My husband's father went to Rensselaer, I hadn't realized Troy was that close to Albany, though we are still hoping to be as close to his work as possible. He's had an unpleasant commute for the last several years and I'm hoping we can minimize it as much as possible in the new location. Though driving in NY state is a lot easier than driving in the Toronto area!

Thanks again everyone, these were the types of answers I really wanted.
posted by Melsky at 8:44 AM on June 20, 2007

my fiancee, who grew up in rensselaer county, contributes:

Troy, Albany, Schenectady can all be pretty decent places to live---if you have low expectations.

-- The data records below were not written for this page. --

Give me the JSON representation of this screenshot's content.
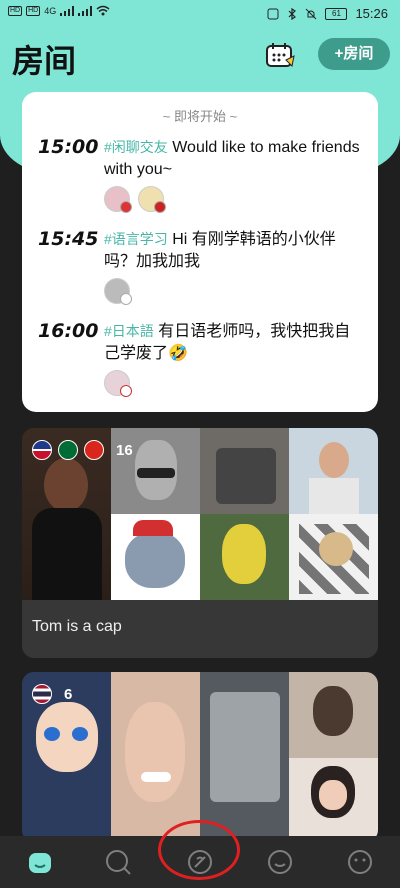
{
  "status_bar": {
    "left_badges": [
      "HD",
      "HD"
    ],
    "network": "4G",
    "battery": "61",
    "time": "15:26"
  },
  "header": {
    "title": "房间",
    "add_room_label": "+房间",
    "calendar_icon": "calendar-icon"
  },
  "upcoming": {
    "header": "~ 即将开始 ~",
    "events": [
      {
        "time": "15:00",
        "tag": "#闲聊交友",
        "text": " Would like to make friends with you~"
      },
      {
        "time": "15:45",
        "tag": "#语言学习",
        "text": " Hi 有刚学韩语的小伙伴吗？加我加我"
      },
      {
        "time": "16:00",
        "tag": "#日本語",
        "text": " 有日语老师吗，我快把我自己学废了🤣"
      }
    ]
  },
  "rooms": [
    {
      "count": "16",
      "caption": "Tom is a cap",
      "flags": [
        "us",
        "sa",
        "vn"
      ]
    },
    {
      "count": "6",
      "caption": "",
      "flags": [
        "th"
      ]
    }
  ],
  "nav": {
    "items": [
      "home-icon",
      "search-icon",
      "explore-icon",
      "chat-icon",
      "profile-icon"
    ]
  }
}
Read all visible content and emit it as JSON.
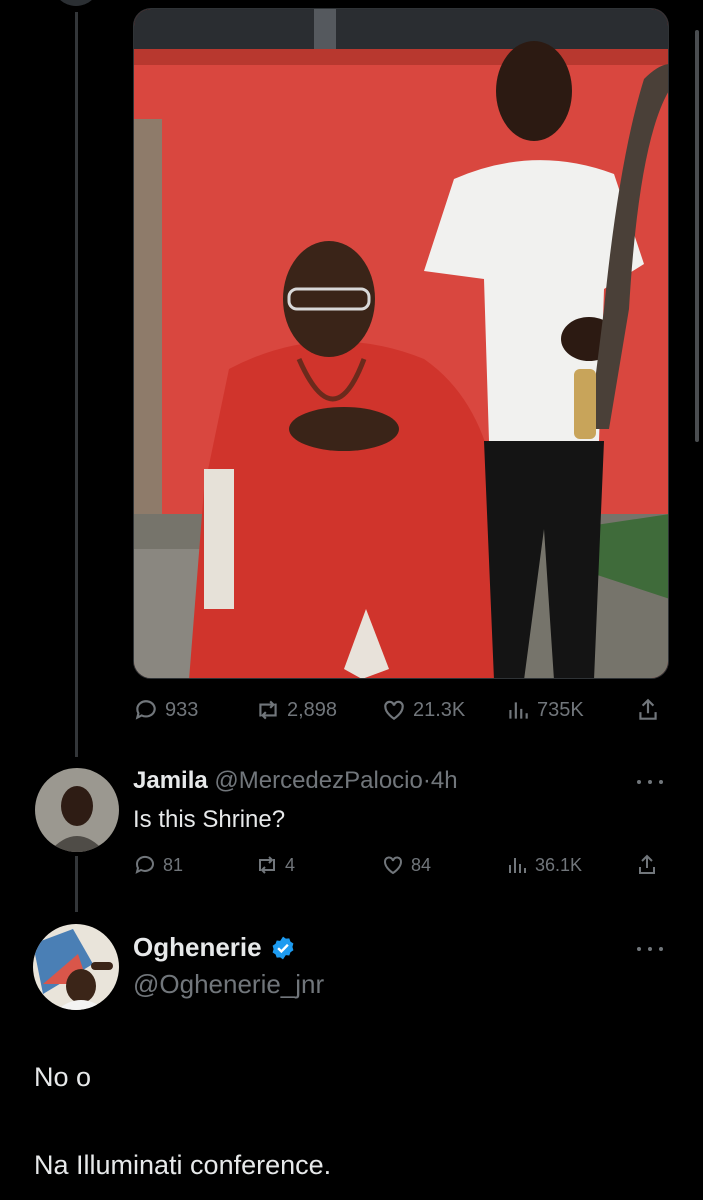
{
  "original_tweet": {
    "stats": {
      "replies": "933",
      "retweets": "2,898",
      "likes": "21.3K",
      "views": "735K"
    }
  },
  "reply": {
    "name": "Jamila",
    "handle": "@MercedezPalocio",
    "separator": "·",
    "time": "4h",
    "text": "Is this Shrine?",
    "stats": {
      "replies": "81",
      "retweets": "4",
      "likes": "84",
      "views": "36.1K"
    }
  },
  "focused_reply": {
    "name": "Oghenerie",
    "handle": "@Oghenerie_jnr",
    "verified": true,
    "lines": [
      "No o",
      "Na Illuminati conference."
    ]
  },
  "icons": [
    "reply-icon",
    "retweet-icon",
    "like-icon",
    "views-icon",
    "share-icon",
    "more-icon",
    "verified-badge-icon"
  ],
  "colors": {
    "background": "#000000",
    "text": "#e7e9ea",
    "muted": "#71767b",
    "verified": "#1d9bf0"
  }
}
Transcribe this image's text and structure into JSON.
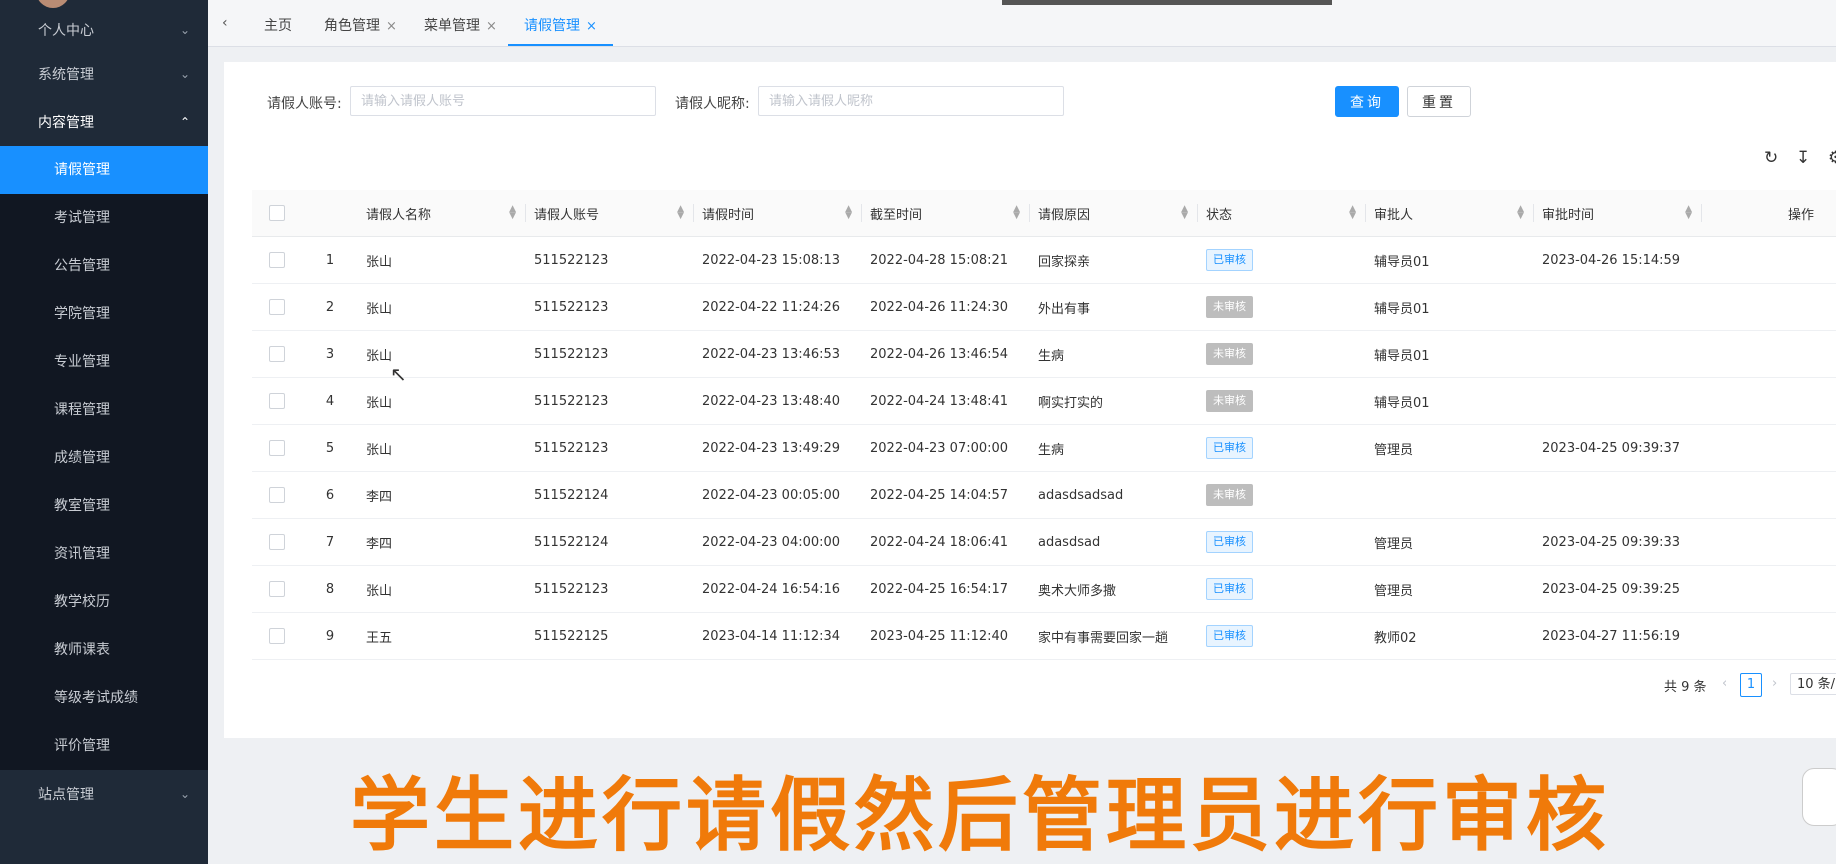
{
  "sidebar": {
    "groups": [
      {
        "label": "个人中心"
      },
      {
        "label": "系统管理"
      },
      {
        "label": "内容管理"
      },
      {
        "label": "站点管理"
      }
    ],
    "items": [
      {
        "label": "请假管理"
      },
      {
        "label": "考试管理"
      },
      {
        "label": "公告管理"
      },
      {
        "label": "学院管理"
      },
      {
        "label": "专业管理"
      },
      {
        "label": "课程管理"
      },
      {
        "label": "成绩管理"
      },
      {
        "label": "教室管理"
      },
      {
        "label": "资讯管理"
      },
      {
        "label": "教学校历"
      },
      {
        "label": "教师课表"
      },
      {
        "label": "等级考试成绩"
      },
      {
        "label": "评价管理"
      }
    ]
  },
  "tabs": [
    {
      "label": "主页"
    },
    {
      "label": "角色管理"
    },
    {
      "label": "菜单管理"
    },
    {
      "label": "请假管理"
    }
  ],
  "search": {
    "account_label": "请假人账号:",
    "account_placeholder": "请输入请假人账号",
    "nickname_label": "请假人昵称:",
    "nickname_placeholder": "请输入请假人昵称",
    "query_label": "查询",
    "reset_label": "重置"
  },
  "table": {
    "headers": [
      "请假人名称",
      "请假人账号",
      "请假时间",
      "截至时间",
      "请假原因",
      "状态",
      "审批人",
      "审批时间",
      "操作"
    ],
    "rows": [
      {
        "no": "1",
        "name": "张山",
        "account": "511522123",
        "start": "2022-04-23 15:08:13",
        "end": "2022-04-28 15:08:21",
        "reason": "回家探亲",
        "status": "已审核",
        "approver": "辅导员01",
        "approve_time": "2023-04-26 15:14:59"
      },
      {
        "no": "2",
        "name": "张山",
        "account": "511522123",
        "start": "2022-04-22 11:24:26",
        "end": "2022-04-26 11:24:30",
        "reason": "外出有事",
        "status": "未审核",
        "approver": "辅导员01",
        "approve_time": ""
      },
      {
        "no": "3",
        "name": "张山",
        "account": "511522123",
        "start": "2022-04-23 13:46:53",
        "end": "2022-04-26 13:46:54",
        "reason": "生病",
        "status": "未审核",
        "approver": "辅导员01",
        "approve_time": ""
      },
      {
        "no": "4",
        "name": "张山",
        "account": "511522123",
        "start": "2022-04-23 13:48:40",
        "end": "2022-04-24 13:48:41",
        "reason": "啊实打实的",
        "status": "未审核",
        "approver": "辅导员01",
        "approve_time": ""
      },
      {
        "no": "5",
        "name": "张山",
        "account": "511522123",
        "start": "2022-04-23 13:49:29",
        "end": "2022-04-23 07:00:00",
        "reason": "生病",
        "status": "已审核",
        "approver": "管理员",
        "approve_time": "2023-04-25 09:39:37"
      },
      {
        "no": "6",
        "name": "李四",
        "account": "511522124",
        "start": "2022-04-23 00:05:00",
        "end": "2022-04-25 14:04:57",
        "reason": "adasdsadsad",
        "status": "未审核",
        "approver": "",
        "approve_time": ""
      },
      {
        "no": "7",
        "name": "李四",
        "account": "511522124",
        "start": "2022-04-23 04:00:00",
        "end": "2022-04-24 18:06:41",
        "reason": "adasdsad",
        "status": "已审核",
        "approver": "管理员",
        "approve_time": "2023-04-25 09:39:33"
      },
      {
        "no": "8",
        "name": "张山",
        "account": "511522123",
        "start": "2022-04-24 16:54:16",
        "end": "2022-04-25 16:54:17",
        "reason": "奥术大师多撒",
        "status": "已审核",
        "approver": "管理员",
        "approve_time": "2023-04-25 09:39:25"
      },
      {
        "no": "9",
        "name": "王五",
        "account": "511522125",
        "start": "2023-04-14 11:12:34",
        "end": "2023-04-25 11:12:40",
        "reason": "家中有事需要回家一趟",
        "status": "已审核",
        "approver": "教师02",
        "approve_time": "2023-04-27 11:56:19"
      }
    ]
  },
  "pagination": {
    "total": "共 9 条",
    "current": "1",
    "page_size": "10 条/"
  },
  "caption": "学生进行请假然后管理员进行审核",
  "colors": {
    "accent": "#1890ff",
    "sidebar_bg": "#1f2a38",
    "caption": "#f07a0a"
  }
}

In Troy, try Downtown (but there has been a significant drug problem in recent years, and she's had bad experiences in that area, like the time someone she knew almost got raped outside the county courthouse at 2pm....); South Troy can be similarly dicey, but has some nice blocks; the East Side, has some big beautiful houses (but she doesn't know how expensive anymore---15 years ago, an associate professor and an untenured adjunct could buy a house, but things may have changed).

In Albany try Pine Hills (I think that's the neighborhood's name), and some of the areas in or around Lark Street. Be careful where you end up, though---she knew a kid in high school who dropped out of high school due to always smoking crack, and moved in with a bunch of crackheads in the vicinity of Lark Street. The homes and streets bordering some of the parks are very lovely; however, they are mostly the province of super-rich doctor and lawyer-types.

In general, the entire Capital District is one of those places where if you don't have a car, you're screwed. There's very little public transit, and unless you're in that one section of Albany there's nowhere in walking distance worth walking to---or safe enough to. Grocery stores and such tend to be widely-spaced and hard to get to on foot---there are no sidewalks in a lot of the small towns, or the highways that connect them, or along the strip malls where the groceries and other stores are usually located.

And in the winter, nobody shovels the sidewalks, at least in Downtown Troy. Traveling anywhere on foot typically entails repeatedly scaling giant snowdrifts.

Rensselaer County administration apparently is pretty corrupt, too---they once lost all the paperwork pertaining to her father's ownership of his house, then tried to claim it didn't exist; when he brought in his own copy, the clerk tried to steal it from him. . . .

If she were going to move back---something she has no intention of---she'd try for one of the little towns out in the country. Lark Street is the biggest cultural hub you're going to get in the area, and it's about two blocks. If you move to Downtown Albany hoping to pin your cultural experience hopes on Lark Street, especially after Toronto, you're going to be disappointed.